High frequencies of exposure to the novel human parvovirus PARV4 in hemophiliacs and injection drug users, as detected by a serological assay for PARV4 antibodies

Abstract

Background: PARV4 is a human parvovirus that was first detected in and cloned from an individual with a human immunodeficiency virus (HIV) seroconversion-like illness and that subsequently persisted in the lymphoid tissue and bone marrow. In contrast to human parvovirus B19 infections, PARV4 infections are most frequently detected in injection drug users (IDUs), particularly those who are coinfected with HIV type 1 (HIV-1). To investigate the routes of transmission of PARV4 and to ascertain whether infections are acquired through plasma-derived blood products, we developed a novel anti-PARV4 enzyme-linked immunosorbent assay (ELISA) to determine its seroprevalence in subjects with parenteral exposure.

Methods: PARV4 viral protein 2 (VP2) was expressed and used as antigen in an indirect ELISA, to detect anti-PARV4 immunoglobulin G.

Results: All 50 adult control subjects who were nonparenterally exposed to PARV4 were anti-PARV4 negative, in contrast to HIV-infected and HIV-uninfected IDUs, who had antibody frequencies of 67% and 33%, respectively. Predominantly parenteral transmission was confirmed by the finding of similar frequencies of infection among HIV-coinfected and HIV-uninfected hemophiliacs (11 of 20 individuals and 4 of 15 individuals, respectively) who were treated with nonvirally inactivated factor VIII/factor IX, whereas all but 1 of the 35 nonhemophiliac siblings of these siblings were found to be seronegative (despite having close household contact).

Conclusions: The present study provides convincing evidence that PARV4 is primarily transmitted parenterally. Evidence for widespread infection of hemophiliacs treated with nonvirally inactivated clotting factor creates fresh safety concerns for plasma-derived blood products, particularly because parvoviruses are relatively resistant to virus inactivation.

Figure 1. Expression of PARV4 VP1 and VP2 proteins and immunodetection by Western blot

(A, B) Detection of VP1 and VP2 expression by Coomassie Blue staining in VP1-Bac and VP2-Bac infected cell extracts (lane 1, arrowed) and mock-infected control Sf9 cells (lane 2). (C, D) Partially purified preparations of expressed proteins from VP1-Bac, VP2-Bac and mock-infected cells (lanes 1, 2, 3) analysed by SDS-PAGE and Coomassie Blue staining (C) and by Western blot (D) using a plasma sample from a high-risk individual (an HIV-infected IDU).
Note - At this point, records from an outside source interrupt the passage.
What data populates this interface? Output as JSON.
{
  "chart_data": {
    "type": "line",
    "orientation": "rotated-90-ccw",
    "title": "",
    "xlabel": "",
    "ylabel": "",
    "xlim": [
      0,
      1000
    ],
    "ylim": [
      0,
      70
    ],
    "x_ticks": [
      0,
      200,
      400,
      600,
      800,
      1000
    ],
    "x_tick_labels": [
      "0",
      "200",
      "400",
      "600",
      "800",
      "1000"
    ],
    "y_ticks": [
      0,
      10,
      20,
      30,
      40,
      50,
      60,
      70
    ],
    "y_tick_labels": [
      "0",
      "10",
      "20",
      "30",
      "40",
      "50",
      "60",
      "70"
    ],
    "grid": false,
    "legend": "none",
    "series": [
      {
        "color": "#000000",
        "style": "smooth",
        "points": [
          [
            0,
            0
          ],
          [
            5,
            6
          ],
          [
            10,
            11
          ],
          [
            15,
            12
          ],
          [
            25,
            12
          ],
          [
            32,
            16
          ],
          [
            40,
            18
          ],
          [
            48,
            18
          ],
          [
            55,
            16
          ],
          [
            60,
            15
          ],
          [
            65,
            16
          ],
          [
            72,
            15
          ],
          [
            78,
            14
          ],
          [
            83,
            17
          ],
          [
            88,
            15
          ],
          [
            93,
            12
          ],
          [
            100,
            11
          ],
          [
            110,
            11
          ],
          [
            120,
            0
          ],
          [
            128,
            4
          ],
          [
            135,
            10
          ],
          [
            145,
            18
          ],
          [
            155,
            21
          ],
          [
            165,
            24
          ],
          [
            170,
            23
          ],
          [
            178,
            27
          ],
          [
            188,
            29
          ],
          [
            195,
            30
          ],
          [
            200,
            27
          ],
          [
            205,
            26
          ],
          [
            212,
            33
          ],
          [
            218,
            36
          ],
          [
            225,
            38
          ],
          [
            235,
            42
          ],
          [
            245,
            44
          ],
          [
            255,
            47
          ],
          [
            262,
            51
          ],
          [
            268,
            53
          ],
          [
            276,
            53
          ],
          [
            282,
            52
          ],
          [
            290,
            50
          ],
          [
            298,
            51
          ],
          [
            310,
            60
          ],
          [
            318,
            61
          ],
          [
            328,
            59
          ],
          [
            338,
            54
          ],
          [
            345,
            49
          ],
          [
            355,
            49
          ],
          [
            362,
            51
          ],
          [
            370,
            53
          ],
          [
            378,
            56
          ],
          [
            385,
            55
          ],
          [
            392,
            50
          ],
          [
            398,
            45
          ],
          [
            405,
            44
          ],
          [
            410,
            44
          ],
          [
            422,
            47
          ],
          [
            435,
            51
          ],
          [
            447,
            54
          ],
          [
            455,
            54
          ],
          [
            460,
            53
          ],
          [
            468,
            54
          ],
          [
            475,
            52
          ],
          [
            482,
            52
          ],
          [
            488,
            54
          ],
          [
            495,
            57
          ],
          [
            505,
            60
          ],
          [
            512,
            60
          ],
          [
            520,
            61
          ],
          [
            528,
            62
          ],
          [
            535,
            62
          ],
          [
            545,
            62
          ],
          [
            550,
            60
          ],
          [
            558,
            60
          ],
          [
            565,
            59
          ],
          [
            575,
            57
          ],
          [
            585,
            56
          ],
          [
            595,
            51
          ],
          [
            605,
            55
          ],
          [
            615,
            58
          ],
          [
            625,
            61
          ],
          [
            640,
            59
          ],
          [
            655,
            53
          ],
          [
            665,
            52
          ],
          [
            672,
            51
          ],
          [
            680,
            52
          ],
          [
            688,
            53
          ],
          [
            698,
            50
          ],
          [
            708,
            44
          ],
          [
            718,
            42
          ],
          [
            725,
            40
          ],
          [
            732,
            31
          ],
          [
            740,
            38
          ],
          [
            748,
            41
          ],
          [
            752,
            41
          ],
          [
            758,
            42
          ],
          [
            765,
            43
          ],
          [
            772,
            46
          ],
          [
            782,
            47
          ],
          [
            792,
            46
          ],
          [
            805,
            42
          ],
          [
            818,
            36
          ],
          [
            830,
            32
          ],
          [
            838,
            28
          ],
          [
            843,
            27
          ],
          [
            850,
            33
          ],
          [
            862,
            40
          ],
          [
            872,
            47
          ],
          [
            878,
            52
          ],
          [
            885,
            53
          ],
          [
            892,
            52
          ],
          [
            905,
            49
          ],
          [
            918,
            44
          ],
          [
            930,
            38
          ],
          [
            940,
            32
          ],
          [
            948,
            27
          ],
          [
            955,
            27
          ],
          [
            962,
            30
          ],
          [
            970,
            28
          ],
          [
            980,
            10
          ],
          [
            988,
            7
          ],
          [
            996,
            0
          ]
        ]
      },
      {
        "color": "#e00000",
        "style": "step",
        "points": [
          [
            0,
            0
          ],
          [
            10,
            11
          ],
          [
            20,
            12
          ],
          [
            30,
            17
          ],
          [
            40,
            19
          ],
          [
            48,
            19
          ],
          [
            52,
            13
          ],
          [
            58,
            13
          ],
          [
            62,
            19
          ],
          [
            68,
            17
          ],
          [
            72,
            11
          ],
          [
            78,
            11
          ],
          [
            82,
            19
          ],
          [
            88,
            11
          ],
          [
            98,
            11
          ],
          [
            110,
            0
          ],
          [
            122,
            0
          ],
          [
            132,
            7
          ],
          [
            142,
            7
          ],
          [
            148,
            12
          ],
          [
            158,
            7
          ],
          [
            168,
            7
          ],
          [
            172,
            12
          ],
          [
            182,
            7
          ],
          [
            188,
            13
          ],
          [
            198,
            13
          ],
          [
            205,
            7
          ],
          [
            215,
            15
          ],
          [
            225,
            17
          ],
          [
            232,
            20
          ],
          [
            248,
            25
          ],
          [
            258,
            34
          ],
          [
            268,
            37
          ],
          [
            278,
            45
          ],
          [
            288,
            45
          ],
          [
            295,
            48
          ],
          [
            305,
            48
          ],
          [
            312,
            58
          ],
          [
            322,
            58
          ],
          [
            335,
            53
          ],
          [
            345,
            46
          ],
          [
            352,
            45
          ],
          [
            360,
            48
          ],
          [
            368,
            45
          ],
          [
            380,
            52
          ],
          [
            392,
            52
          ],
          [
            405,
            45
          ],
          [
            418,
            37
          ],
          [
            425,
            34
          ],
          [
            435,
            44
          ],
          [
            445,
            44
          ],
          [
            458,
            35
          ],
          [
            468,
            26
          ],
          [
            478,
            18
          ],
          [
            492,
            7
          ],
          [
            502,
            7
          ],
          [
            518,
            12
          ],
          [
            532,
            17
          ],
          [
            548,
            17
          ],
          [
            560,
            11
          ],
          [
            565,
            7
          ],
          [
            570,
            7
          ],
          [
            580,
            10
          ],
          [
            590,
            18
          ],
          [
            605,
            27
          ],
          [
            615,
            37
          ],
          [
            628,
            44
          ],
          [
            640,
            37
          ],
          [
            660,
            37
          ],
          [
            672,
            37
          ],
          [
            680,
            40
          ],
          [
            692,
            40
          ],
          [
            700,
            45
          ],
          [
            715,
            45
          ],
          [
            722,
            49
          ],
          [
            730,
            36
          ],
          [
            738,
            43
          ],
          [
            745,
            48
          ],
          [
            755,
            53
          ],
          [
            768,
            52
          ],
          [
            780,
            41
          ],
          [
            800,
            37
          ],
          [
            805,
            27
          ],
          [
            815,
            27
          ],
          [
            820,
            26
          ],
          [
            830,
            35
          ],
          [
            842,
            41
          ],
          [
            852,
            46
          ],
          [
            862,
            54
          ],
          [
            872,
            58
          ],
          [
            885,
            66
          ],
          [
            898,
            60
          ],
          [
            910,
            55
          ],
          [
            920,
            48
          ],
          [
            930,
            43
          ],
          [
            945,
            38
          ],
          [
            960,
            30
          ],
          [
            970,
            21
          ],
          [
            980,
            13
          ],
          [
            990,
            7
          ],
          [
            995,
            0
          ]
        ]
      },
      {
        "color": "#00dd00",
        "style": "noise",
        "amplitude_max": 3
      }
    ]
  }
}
Figure 2. Visualisation of virus-like particles in purified recombinant VP2

Low (upper panel) and high (lower panel) magnification images by transmission EM of virus-like particles spontaneously formed in baculovirus-derived VP2 antigen negatively stained with uranyl acetate. Samples were viewed on a Philips CM120 transmission electron microscope and images captured on a Gatan Orius 1000 Digital Camera.

Figure 3. Immunoreactivity of plasma samples from different risk groups in the VP2-based ELISA

Distribution of serological reactivity of individual plasma samples from different study subject categories referred to Table 1. The y-axis records net OD (OD for VP2 preparations - mock-infected control preparations). The designated cut-off of 0.113 is depicted as a dashed line.